Alla base di questo progressivo impoverimento, c’è indubitabilmente una sostanziale inadeguatezza delle retribuzioni dei lavoratori: alla crescita o alla stabilità dei salari nominali, si contrappone infatti una contrazione del potere d’acquisto reale degli stessi.
Un dato, più di altri, ci fornisce la misura di tale fenomeno: dall’inizio del 2021 a quello del 2025 i prezzi sono aumentati complessivamente di quasi il 18%, mentre le retribuzioni contrattuali dell’8,2%, cioè meno della metà.
L’impatto, inevitabilmente, è stato maggiormente pesante per le famiglie con redditi più bassi, che destinano una quota maggiore degli stessi all’acquisto di beni di prima necessità, che sono quelli che hanno subito gli aumenti di prezzo più consistenti.
Indicativo, in tal senso, il grido d’allarme lanciato dal Codacons, che per il 2025 prevede una maggiore spesa di 559 euro annui per la famiglia “tipo” e di 761 euro annui per un nucleo familiare con due figli, con la corsa al rialzo delle tariffe di luce e gas che più destano preoccupazioni.
All’erosione del potere d’acquisto è conseguita anche, immancabilmente, una maggiore diseguaglianza sociale tra le famiglie ricche e quelle povere.
Non meno rassicurante, la crescita senza sosta dei prezzi delle abitazioni, che nel quarto trimestre del 2024 sono aumentati del 9,4% per le abitazioni nuove e del 3,4% per quelle esistenti, con un incremento in media, nello stesso anno, del 3,2%.
Tali lievitazioni dei prezzi, unitamente alle difficoltà di accendere mutui presso gli istituti di credito, alla crescita dei tassi d’interesse, al rischio di rate di mutuo che potrebbero schizzare con i tassi variabili, hanno determinato un rallentamento dell’interesse all’acquisto delle abitazioni, a favore delle case prese in locazione.

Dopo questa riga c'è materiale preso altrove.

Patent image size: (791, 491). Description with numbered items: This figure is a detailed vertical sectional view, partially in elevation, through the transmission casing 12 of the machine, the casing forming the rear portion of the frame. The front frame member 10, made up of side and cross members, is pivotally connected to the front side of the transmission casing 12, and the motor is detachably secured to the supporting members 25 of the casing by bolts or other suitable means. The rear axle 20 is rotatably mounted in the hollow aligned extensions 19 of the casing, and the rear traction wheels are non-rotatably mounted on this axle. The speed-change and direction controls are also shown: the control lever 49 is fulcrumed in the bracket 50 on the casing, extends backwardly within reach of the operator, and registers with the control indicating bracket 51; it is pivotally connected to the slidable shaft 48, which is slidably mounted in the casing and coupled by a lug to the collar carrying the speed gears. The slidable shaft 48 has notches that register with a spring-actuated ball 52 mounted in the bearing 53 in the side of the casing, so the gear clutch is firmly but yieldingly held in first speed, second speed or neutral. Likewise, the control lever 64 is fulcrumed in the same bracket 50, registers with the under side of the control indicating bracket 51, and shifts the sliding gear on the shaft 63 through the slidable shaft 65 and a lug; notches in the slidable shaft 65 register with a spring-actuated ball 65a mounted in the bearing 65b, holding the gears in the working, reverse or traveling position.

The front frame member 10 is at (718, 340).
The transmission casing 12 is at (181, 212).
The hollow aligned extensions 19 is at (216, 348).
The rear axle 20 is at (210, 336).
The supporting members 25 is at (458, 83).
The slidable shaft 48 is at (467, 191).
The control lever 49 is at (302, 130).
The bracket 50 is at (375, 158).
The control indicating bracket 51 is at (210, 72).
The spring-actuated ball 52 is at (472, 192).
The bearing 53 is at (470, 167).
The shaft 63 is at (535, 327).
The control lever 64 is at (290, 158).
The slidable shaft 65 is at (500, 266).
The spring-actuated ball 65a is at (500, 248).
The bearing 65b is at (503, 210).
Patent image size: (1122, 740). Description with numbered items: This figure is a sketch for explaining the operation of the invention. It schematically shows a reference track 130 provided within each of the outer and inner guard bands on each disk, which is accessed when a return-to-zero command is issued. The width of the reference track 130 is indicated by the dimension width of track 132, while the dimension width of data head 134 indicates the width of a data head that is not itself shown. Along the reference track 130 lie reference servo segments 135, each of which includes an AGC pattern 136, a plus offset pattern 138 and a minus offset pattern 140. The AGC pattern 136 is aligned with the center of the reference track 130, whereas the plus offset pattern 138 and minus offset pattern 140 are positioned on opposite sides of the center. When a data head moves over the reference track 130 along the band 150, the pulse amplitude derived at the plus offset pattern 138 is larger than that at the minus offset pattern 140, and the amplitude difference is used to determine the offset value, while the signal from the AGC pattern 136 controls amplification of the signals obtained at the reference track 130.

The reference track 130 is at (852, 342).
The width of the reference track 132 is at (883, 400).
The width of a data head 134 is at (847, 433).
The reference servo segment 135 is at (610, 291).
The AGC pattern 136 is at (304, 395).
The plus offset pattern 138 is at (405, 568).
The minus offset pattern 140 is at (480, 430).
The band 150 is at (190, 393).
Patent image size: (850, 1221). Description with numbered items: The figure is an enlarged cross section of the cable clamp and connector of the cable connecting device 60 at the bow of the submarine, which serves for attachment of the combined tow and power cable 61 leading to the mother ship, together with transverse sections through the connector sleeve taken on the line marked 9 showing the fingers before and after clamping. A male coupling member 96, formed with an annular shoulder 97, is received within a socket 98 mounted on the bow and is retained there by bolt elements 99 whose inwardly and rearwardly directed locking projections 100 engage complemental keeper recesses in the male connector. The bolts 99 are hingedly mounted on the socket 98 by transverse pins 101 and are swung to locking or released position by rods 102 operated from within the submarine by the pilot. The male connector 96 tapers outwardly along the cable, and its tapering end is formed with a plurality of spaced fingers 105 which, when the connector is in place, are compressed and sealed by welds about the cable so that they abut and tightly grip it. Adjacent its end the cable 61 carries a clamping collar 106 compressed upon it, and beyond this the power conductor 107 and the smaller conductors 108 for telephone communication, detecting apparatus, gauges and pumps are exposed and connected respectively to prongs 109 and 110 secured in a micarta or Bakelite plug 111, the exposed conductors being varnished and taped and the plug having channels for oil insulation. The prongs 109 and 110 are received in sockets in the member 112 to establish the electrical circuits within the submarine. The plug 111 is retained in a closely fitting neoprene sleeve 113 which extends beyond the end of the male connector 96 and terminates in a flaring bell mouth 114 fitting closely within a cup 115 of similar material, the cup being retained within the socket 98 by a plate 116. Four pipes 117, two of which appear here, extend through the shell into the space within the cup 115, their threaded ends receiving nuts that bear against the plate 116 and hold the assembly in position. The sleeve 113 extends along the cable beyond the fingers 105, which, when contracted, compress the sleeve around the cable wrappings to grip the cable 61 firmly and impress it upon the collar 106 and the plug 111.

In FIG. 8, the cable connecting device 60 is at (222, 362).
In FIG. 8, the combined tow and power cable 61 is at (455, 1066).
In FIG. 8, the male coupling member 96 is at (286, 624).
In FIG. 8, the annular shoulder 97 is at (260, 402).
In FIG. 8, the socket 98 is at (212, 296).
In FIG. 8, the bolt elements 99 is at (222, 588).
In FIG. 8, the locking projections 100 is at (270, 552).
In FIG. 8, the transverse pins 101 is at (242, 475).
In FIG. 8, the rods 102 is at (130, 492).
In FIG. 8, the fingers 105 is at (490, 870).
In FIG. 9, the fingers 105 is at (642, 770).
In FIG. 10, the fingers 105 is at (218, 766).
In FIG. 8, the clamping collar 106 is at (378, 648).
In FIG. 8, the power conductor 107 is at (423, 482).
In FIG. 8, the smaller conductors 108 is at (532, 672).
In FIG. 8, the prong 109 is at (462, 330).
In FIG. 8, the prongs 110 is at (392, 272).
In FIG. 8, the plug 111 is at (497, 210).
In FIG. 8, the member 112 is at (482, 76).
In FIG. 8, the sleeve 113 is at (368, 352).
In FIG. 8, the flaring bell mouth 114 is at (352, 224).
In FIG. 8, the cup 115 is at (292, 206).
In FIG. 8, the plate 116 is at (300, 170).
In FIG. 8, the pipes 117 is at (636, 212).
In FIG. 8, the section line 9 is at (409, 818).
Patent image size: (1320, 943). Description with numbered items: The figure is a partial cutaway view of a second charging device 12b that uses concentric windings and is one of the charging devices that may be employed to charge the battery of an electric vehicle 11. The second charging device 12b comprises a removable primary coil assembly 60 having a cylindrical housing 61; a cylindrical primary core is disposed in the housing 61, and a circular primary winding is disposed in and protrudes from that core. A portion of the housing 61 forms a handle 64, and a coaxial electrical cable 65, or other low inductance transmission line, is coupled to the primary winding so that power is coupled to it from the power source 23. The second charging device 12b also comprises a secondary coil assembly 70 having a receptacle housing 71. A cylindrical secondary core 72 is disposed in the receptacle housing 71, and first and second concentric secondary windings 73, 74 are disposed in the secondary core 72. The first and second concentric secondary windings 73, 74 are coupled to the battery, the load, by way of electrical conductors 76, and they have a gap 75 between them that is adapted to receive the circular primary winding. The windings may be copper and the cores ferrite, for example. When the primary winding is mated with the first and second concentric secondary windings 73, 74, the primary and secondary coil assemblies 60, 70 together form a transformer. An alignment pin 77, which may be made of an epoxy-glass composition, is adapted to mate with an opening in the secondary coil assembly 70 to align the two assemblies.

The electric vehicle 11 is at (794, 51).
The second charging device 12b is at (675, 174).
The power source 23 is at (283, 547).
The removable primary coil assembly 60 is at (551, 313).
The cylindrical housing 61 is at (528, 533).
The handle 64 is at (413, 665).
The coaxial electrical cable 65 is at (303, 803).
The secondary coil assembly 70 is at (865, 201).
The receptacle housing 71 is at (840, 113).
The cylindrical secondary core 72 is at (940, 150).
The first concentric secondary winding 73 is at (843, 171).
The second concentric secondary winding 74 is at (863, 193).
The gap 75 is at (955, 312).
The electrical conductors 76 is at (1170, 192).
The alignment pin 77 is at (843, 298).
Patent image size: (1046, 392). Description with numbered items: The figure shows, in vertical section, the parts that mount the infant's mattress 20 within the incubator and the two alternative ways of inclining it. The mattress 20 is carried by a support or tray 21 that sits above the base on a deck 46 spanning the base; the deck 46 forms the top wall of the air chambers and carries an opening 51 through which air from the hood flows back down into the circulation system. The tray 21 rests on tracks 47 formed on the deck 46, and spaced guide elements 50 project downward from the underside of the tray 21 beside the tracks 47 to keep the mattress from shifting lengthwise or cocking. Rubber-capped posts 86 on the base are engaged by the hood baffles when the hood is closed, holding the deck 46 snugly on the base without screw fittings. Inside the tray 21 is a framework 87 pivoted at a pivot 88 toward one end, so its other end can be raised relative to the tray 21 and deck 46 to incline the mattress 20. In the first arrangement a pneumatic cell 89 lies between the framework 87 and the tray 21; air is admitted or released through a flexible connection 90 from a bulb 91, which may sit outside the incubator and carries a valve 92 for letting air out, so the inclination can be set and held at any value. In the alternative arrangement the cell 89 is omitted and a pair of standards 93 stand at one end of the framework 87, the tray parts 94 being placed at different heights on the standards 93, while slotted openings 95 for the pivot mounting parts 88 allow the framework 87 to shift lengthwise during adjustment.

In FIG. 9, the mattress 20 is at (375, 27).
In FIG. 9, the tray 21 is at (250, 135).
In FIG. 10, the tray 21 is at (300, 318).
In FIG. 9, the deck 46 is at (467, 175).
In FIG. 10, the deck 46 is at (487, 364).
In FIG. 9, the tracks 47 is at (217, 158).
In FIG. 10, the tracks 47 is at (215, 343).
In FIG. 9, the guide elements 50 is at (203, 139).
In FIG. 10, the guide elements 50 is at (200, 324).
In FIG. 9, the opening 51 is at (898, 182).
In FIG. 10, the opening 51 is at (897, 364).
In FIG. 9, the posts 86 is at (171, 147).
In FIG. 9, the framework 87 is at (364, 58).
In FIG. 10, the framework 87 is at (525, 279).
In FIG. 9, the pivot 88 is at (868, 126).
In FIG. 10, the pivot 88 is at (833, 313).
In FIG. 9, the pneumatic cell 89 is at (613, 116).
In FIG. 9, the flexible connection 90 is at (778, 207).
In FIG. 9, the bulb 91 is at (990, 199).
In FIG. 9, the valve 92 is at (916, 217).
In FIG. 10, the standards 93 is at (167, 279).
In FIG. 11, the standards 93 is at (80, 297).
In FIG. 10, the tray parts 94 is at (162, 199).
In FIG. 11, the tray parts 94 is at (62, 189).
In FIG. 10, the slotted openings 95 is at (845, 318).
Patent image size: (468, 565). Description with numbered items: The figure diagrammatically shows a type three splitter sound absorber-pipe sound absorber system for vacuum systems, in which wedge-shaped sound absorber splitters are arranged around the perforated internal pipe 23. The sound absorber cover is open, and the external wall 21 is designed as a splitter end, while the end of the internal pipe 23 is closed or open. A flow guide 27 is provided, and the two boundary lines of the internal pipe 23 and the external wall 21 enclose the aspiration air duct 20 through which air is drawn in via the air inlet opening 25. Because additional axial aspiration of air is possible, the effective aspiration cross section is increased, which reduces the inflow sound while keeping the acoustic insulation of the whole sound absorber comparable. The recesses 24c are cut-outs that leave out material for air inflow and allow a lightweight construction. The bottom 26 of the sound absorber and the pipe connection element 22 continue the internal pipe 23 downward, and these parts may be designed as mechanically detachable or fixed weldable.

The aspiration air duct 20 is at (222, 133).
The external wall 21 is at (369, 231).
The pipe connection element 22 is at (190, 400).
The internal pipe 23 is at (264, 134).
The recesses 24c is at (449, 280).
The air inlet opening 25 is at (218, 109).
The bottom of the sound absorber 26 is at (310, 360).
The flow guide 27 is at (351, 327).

A fronte di dati, come quelli prima esposti, non propriamente rassicuranti, altri dati Istat invece ci rallegrano: nella media del 2024, si registra infatti un aumento del numero di occupati pari a 352 mila unità, con un +1,5% rispetto al 2023, che si associa, nello stesso periodo, alla riduzione del numero di disoccupati rispettivamente di -283 mila unità e -14,6%.
Ne consegue che il tasso di occupazione 15-64 anni sale al 62,2%, con un +0,7% rispetto al 2023, mentre per contro quello di disoccupazione scende al 6,5%, con un -1,1%.
Altro dato positivo è rappresentato, sempre rispetto al 2023, dall’aumento dei lavoratori a tempo indeterminato che, con 508mila occupati in più, raggiungono quota 16 milioni 78mila, con un +3,3%, mentre i dipendenti con contratto a termine diminuiscono di 203mila unità, scendendo a quota 2milioni 769mila, con un -6,8%. Gli indipendenti invece sono 47mila in più e salgono a quota 5milioni 85mila. I disoccupati in media annua nel 2024 sono invece 1 milione 664mila, come si diceva 283mila unità in meno rispetto al 2023.
La migliore performance su base mensile si è rilevata a novembre 2024, con il tasso di disoccupazione sceso al 5,7% ossia al livello più basso di sempre dall’inizio delle serie storiche nel 2004.